A Conduit for Change

The Combahee River Collective Statement from 1977 stated that “major systems of oppression are interlocking. The synthesis of these oppressions creates the conditions of our lives.”

Al Badiyah a collective of Storytellers, Designers, Writers, and Artists uniting their skills for collective liberation. It offers a platform at the intersection of design, activism, and media.

Al Badiyah is a collective that celebrates heritage through spatial intervention with a bias towards collective liberation.
— Al Badiyah Collective

Freire wrote, in his Pedagogy of the Oppressed, “It is only the oppressed who, by freeing themselves, can free their oppressors” (Freire, 1970).

Beginnings

The desert and its inhabitants have long been antagonized. Terms like “deserted” and “desertification” support Haynes’ rightful assertion that “Desert is not an innocent term” (Haynes, 2013). Historically, across several languages, “desert” is associated with abandonment, scarcity, and death (Alsane, 2019).
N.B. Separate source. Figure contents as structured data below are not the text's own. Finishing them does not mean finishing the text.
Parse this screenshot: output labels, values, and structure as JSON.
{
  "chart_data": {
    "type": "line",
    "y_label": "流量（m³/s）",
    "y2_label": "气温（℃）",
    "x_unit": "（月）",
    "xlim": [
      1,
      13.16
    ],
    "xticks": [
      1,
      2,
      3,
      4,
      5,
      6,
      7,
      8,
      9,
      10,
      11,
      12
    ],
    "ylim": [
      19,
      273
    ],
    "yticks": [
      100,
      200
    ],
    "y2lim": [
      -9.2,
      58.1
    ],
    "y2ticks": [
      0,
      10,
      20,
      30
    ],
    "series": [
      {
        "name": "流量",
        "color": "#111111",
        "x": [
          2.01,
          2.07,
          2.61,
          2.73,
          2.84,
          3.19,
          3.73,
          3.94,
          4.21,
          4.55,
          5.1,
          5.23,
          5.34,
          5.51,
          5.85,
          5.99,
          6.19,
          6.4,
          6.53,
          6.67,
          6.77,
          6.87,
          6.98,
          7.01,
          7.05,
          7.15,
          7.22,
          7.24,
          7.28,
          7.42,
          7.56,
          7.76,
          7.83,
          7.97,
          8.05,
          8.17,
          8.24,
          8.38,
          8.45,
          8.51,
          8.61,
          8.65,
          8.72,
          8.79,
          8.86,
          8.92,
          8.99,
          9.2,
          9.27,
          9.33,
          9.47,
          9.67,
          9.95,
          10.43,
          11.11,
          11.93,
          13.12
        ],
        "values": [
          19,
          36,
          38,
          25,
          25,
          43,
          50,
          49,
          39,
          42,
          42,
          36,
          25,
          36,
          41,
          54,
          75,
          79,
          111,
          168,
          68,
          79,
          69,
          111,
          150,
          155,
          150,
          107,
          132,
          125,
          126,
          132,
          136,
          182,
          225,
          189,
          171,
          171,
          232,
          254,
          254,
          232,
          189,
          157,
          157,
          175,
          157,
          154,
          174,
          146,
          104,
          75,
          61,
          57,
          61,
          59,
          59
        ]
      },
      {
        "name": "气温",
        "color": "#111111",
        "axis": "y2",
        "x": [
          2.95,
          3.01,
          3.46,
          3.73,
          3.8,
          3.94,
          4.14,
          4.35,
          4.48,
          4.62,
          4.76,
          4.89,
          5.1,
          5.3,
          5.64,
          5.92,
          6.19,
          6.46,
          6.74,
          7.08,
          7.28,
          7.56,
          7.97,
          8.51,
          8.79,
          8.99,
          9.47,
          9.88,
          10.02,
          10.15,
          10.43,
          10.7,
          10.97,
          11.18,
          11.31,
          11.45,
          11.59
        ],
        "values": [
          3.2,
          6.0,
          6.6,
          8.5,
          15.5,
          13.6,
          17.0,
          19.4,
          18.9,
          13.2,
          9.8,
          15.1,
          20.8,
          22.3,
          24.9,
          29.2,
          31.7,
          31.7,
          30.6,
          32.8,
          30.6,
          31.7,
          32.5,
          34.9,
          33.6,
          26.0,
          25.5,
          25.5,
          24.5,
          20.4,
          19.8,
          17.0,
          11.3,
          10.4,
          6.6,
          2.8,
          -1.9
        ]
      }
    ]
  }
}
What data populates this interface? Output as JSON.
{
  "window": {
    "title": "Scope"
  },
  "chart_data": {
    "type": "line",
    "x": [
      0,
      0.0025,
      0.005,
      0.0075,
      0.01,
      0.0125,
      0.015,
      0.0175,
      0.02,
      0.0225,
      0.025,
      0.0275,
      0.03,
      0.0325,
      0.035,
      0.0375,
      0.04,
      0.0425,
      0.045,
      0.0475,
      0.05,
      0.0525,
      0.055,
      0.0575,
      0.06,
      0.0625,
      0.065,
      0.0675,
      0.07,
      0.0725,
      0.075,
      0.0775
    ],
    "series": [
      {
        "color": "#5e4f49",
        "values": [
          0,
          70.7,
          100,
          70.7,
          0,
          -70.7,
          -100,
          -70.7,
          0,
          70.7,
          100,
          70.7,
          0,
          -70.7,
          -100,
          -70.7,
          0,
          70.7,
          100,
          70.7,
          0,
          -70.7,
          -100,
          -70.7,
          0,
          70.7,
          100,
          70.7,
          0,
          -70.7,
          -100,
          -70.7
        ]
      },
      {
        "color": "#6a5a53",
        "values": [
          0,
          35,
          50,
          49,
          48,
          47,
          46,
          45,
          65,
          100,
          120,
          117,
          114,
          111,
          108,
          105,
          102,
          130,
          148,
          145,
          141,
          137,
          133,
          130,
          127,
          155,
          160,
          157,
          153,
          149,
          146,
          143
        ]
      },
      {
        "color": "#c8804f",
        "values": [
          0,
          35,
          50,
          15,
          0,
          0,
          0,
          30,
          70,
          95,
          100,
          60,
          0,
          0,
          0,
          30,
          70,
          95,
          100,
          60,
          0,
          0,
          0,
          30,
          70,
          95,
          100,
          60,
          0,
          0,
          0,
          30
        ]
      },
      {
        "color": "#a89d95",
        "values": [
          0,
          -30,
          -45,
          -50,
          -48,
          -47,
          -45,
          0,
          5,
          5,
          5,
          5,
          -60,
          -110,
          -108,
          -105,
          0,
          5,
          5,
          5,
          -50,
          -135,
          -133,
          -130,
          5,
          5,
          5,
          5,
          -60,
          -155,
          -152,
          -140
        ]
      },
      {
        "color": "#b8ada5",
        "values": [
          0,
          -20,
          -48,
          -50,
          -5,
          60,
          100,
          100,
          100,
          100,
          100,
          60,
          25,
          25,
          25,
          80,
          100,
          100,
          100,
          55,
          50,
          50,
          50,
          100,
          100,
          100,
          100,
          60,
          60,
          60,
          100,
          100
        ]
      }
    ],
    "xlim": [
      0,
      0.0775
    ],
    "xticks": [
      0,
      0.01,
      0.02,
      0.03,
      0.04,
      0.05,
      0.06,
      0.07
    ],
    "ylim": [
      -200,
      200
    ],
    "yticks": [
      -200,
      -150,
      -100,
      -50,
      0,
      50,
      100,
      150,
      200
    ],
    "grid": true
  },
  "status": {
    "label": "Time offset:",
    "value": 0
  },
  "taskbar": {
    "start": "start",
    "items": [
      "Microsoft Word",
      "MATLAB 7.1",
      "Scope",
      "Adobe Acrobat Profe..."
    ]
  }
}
The colonial perspective views the desert as terra nullius or tabula rasa—an inherently violent framing.

Al Badiyah, one of many Arabic words for “desert,” stems from the verb bad’a—“to begin.” It can also mean “wilderness” or “jungle.” The word contains multitudes. Al-Bedu (often misnamed “Bedouins”) are the People of Al Badiyah—those from the Land: “our beginnings.” This single word can spark conversations on re-indigenizing lands across biomes, from “jungles” to “deserts.